Gian Piero Testa - 1/12/2010 - 03:40


Giampiero, non il "piccolo Cormopulo", ma proprio Mikròs Hormopoulos (Μικρός Χορμόπουλος): si trattava di un combattente greco che, assieme a Angelis Soumilas (detto "Vlahos"), di Ioannina, e Panos Mitanis (di Katouna) combattè assieme a Francesco Morosini nell'Epiro, nell'anno 1684. Mikròs Hormopoulos era nativo di Agrafa. Ti ho corretto la traduzione in tal senso.

Riccardo Venturi - 1/12/2010 - 03:48


Grazie, fratello! Come tutto torna, adesso: era un rovello per me, questo Cormopoulos, e tu, levandomelo dai piedi, mi rendi felice e eternamente grato, come il leone con Androclo. Il fatto è che ho mandato, così com'era, una traduzione vecchia di circa tre anni: e tre anni fa non sapevo trovare informazioni nel web. In stixoi.info, che ora mi affretto ad emendare, c'è anche una traduzione in inglese, lingua che non so giudicare. Se hai il tempo di darle un'occhiata, potrebbe valere la pena di aggiungerla a questa pagina.
E poi mi rendo conto che dovrei informarmi di più sulle imprese (delle quali, una - il bombardamento della polveriera collocata nel Partenone - la Grecia porta ancora i segni) di Francesco Morosini, perché, pur essendo un Enetòs, cioè un maledetto Veneziano, ancora gode di buona fama popolare tra i Greci. Credo che gli siano grati per avere riconquistato Anapli (Napflion), che per i Veneziani si chiamava Napoli di Morea.
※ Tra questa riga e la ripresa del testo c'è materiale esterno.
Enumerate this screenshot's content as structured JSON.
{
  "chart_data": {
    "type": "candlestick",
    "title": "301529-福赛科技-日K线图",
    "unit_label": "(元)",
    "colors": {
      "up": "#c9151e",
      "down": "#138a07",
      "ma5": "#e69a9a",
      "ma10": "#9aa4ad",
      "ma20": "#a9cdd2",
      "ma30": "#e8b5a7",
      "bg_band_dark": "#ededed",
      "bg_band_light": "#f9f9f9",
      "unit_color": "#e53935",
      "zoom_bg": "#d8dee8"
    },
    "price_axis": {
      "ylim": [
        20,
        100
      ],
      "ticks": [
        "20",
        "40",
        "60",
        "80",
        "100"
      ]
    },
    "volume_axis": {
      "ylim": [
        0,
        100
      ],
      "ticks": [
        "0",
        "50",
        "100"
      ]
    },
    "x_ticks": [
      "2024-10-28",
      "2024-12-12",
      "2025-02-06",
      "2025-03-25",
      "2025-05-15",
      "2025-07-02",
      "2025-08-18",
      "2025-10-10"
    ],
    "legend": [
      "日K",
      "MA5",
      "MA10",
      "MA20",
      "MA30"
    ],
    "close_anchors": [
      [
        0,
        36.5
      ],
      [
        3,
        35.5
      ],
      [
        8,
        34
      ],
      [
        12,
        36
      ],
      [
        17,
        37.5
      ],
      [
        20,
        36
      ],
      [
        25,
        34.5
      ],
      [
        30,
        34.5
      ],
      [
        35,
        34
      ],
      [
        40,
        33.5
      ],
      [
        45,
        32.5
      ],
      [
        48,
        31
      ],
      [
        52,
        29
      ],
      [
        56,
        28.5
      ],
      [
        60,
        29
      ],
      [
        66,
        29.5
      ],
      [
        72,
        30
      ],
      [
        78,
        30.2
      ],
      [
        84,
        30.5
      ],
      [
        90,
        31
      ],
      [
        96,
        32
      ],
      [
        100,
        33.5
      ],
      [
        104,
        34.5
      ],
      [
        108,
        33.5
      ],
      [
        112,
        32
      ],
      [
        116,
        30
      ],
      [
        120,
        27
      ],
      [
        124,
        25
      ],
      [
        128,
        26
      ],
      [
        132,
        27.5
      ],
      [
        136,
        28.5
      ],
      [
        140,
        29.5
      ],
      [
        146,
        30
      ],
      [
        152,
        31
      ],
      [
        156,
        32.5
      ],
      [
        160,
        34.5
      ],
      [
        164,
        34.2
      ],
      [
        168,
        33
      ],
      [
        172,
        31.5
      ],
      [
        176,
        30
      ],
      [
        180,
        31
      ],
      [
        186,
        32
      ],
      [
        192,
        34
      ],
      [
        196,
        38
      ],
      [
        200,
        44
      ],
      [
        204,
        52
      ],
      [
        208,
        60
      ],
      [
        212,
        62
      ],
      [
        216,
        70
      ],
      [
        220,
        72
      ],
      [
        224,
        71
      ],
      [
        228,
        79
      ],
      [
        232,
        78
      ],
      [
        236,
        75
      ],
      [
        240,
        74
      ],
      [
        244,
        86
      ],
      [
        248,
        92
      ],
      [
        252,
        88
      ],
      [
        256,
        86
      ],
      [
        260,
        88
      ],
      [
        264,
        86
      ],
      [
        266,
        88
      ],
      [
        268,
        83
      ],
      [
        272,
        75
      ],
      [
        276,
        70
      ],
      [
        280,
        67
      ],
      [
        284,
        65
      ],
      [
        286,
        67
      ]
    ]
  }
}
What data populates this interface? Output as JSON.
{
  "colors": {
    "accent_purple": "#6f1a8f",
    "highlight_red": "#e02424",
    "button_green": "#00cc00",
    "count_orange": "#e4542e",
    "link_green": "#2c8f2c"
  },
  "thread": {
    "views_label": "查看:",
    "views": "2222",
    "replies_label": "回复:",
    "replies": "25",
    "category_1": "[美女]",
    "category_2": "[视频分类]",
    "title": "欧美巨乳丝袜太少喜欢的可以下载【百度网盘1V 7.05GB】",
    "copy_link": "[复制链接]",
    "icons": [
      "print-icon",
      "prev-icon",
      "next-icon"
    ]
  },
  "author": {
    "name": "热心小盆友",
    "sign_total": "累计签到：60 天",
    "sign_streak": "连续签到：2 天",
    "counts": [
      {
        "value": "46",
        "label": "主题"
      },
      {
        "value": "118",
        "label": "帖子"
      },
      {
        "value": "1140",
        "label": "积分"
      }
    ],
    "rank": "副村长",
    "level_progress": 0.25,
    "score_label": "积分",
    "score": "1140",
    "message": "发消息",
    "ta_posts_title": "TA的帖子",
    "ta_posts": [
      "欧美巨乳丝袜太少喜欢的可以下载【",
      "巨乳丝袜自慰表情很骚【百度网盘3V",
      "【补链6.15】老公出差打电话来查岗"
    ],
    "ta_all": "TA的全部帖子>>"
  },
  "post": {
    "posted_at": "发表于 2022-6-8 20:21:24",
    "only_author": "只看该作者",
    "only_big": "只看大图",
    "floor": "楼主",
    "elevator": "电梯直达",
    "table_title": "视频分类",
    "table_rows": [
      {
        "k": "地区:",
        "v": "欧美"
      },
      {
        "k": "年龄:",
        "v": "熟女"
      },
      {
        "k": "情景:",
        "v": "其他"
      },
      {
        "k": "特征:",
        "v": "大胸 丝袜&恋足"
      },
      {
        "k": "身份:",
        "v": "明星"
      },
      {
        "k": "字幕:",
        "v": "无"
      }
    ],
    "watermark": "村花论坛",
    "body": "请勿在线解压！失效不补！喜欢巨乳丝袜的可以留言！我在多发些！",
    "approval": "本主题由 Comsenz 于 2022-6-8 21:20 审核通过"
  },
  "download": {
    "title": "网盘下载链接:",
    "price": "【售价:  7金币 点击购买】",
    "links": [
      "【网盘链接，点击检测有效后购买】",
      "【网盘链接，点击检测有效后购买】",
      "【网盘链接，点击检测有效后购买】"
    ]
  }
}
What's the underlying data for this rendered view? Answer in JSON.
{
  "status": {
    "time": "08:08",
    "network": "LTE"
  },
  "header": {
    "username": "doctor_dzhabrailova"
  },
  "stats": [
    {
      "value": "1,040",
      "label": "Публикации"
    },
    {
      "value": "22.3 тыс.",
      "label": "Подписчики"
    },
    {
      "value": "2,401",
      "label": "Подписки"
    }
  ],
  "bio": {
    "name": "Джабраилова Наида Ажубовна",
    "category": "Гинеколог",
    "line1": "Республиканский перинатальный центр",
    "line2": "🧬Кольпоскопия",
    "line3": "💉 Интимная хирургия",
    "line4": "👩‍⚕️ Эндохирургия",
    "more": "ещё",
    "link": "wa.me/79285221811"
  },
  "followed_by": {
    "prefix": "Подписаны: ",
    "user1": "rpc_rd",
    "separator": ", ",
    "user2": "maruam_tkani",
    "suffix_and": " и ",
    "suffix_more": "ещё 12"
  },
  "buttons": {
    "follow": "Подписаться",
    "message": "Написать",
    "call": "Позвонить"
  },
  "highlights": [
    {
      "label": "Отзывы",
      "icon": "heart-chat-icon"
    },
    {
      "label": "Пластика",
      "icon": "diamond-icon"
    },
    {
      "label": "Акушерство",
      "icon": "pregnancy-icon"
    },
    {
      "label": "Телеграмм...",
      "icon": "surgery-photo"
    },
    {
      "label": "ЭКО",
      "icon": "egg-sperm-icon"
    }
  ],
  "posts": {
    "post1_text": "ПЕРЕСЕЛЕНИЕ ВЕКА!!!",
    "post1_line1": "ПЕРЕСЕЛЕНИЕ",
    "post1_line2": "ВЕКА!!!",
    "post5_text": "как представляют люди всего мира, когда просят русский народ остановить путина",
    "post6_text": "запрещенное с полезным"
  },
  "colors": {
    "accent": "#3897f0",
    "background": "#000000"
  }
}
Gian Piero Testa - 1/12/2010 - 10:02


Stavo pensando comunque a quanto, anche dal punto di vista strettamente linguistico, Venezia ha "agito" sulla lingua greca. Il termine "Enetòs" che hai ricordato riproduce in epoca moderna l'antica consuetudine di eliminare la "v" iniziale (come in "estìa" < *vestìa); non per niente si scriveva con lo spirito aspro. Gioverà anche ricordare il Vitsensos Kornaros autore dell' "Erotokritos" poi cantato integralmente da Nikos Xylouris: vale a dire Vincenzo Cornaro, e tra i Cornaro e Venezia c'è, come dire, stato un certo "feeling". Che lo vogliano o meno gli elleni, i prestiti "italiani" (e sono tanti) in greco provengono tutti da Venezia...

Riccardo Venturi - 1/12/2010 - 14:33


E una Cornèr era la regina che lasciò il regno di Cipro a Venezia. In compenso, a Venezia c'è il bel palazzo Vendramin-Calergi: e i Calergi erano una grande famiglia di Creta.